Godfrey Chang is known as Hawaii’s best local player. A Platinum Life Master with almost 15,000 masterpoints, Chang has been playing for 58 years and earned most of them without leaving his home state.
Chang, 81, is also known for his longtime partnership with John Sutherlin, who died in May.
“He’s as good a guy as you can ever meet,” Peggy Sutherlin says. “They really did become lifelong friends. I think John would consider Godfrey one of his five best friends.”
It began the first time they played against one another at a Hawaii Regional in the late 1960s. Chang says he had less than 50 masterpoints at the time. He was playing with Maizie Ho, who managed to endplay her partner twice in a row on the same hand. Sutherlin felt bad for Chang and offered to play with him the following year at the regional. They would play together each January for 50 years, winning dozens of pair events along the way.
Chang considers himself lucky to have been endplayed by his partner twice on the same hand that day. “That experience was worth a lot to me,” he says.

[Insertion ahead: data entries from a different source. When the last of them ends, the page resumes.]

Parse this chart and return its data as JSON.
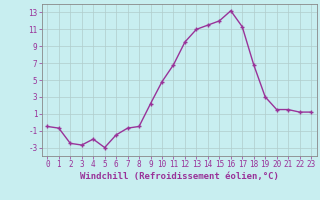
{
  "xlabel": "Windchill (Refroidissement éolien,°C)",
  "x": [
    0,
    1,
    2,
    3,
    4,
    5,
    6,
    7,
    8,
    9,
    10,
    11,
    12,
    13,
    14,
    15,
    16,
    17,
    18,
    19,
    20,
    21,
    22,
    23
  ],
  "y": [
    -0.5,
    -0.7,
    -2.5,
    -2.7,
    -2.0,
    -3.0,
    -1.5,
    -0.7,
    -0.5,
    2.2,
    4.8,
    6.8,
    9.5,
    11.0,
    11.5,
    12.0,
    13.2,
    11.3,
    6.8,
    3.0,
    1.5,
    1.5,
    1.2,
    1.2
  ],
  "line_color": "#993399",
  "marker": "+",
  "background_color": "#c8eef0",
  "grid_color": "#b0cccc",
  "ylim": [
    -4,
    14
  ],
  "yticks": [
    -3,
    -1,
    1,
    3,
    5,
    7,
    9,
    11,
    13
  ],
  "xticks": [
    0,
    1,
    2,
    3,
    4,
    5,
    6,
    7,
    8,
    9,
    10,
    11,
    12,
    13,
    14,
    15,
    16,
    17,
    18,
    19,
    20,
    21,
    22,
    23
  ],
  "tick_label_fontsize": 5.5,
  "xlabel_fontsize": 6.5,
  "line_width": 1.0,
  "marker_size": 3.5,
  "spine_color": "#888888"
}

In 1999 at the Spring NABC in Vancouver, Chang finished second in back-to-back national pairs events: the Leventritt Silver Ribbon Pairs with Gerry Caravelli and the Rockwell Mixed Pairs with Anne Arndt. The Rockwell was especially hard for Chang because it was so close: He and Arndt lost to Mike and Shannon Cappelletti by 0.62 matchpoints. That’s how close he came to making Grand Life Master.
Before that Chang used to travel to one NABC per year, but since then he’s been to maybe three in the past 20 years.
“My goal was never to reach for Grand Life Master,” Chang says. “Just mental stimulation. That is the key as you get older. Keep your mind and body going because they work in harmony.”
Chang was fascinated by cardplay long before he encountered bridge. As a 5-year-old, he could spend hours watching his mother and her friends play mahjong. “I was a very strange child,” he admits. Later on Chang played trumps, a trick-taking game similar to spades.
While attending the University of Hawaii, he noticed a foursome of retirees playing bridge at a country club. “As I was watching them play, I thought, ‘This looks like trumps.’” He bought Sheinwold’s “Five Weeks to Winning Bridge,” and when he got back to the university, jumped in and started to play. “No one dragged me down and said, ‘You gotta learn this game.’”
He learned about organized bridge from a fellow student, Burton Long, who invited him to play duplicate. “The taste of winning started to come right away,” Chang says. In 1963 he and Long played in an ACBL-wide Charity Game and placed third with a 73%.
As his stature among local players increased, Chang was asked to be appeals chair for the Hawaii Regional, a position he has held for 30 years. He also served on the Hawaii Contract Bridge Units Association board for eight years and six years on the Honolulu Unit 470 board.
It took more prodding to get him to start teaching bridge. Whenever Chang received the frequent suggestions he should teach, he would smile and say he hadn’t really considered that. Eventually he relented and decided to give it a try as a way of giving back to the game. He discovered teaching to be rewarding. “The reward comes when you light up that bulb, that joy when they see,” he says. “The other joy I get, they become part of the family. The social network enlarges.”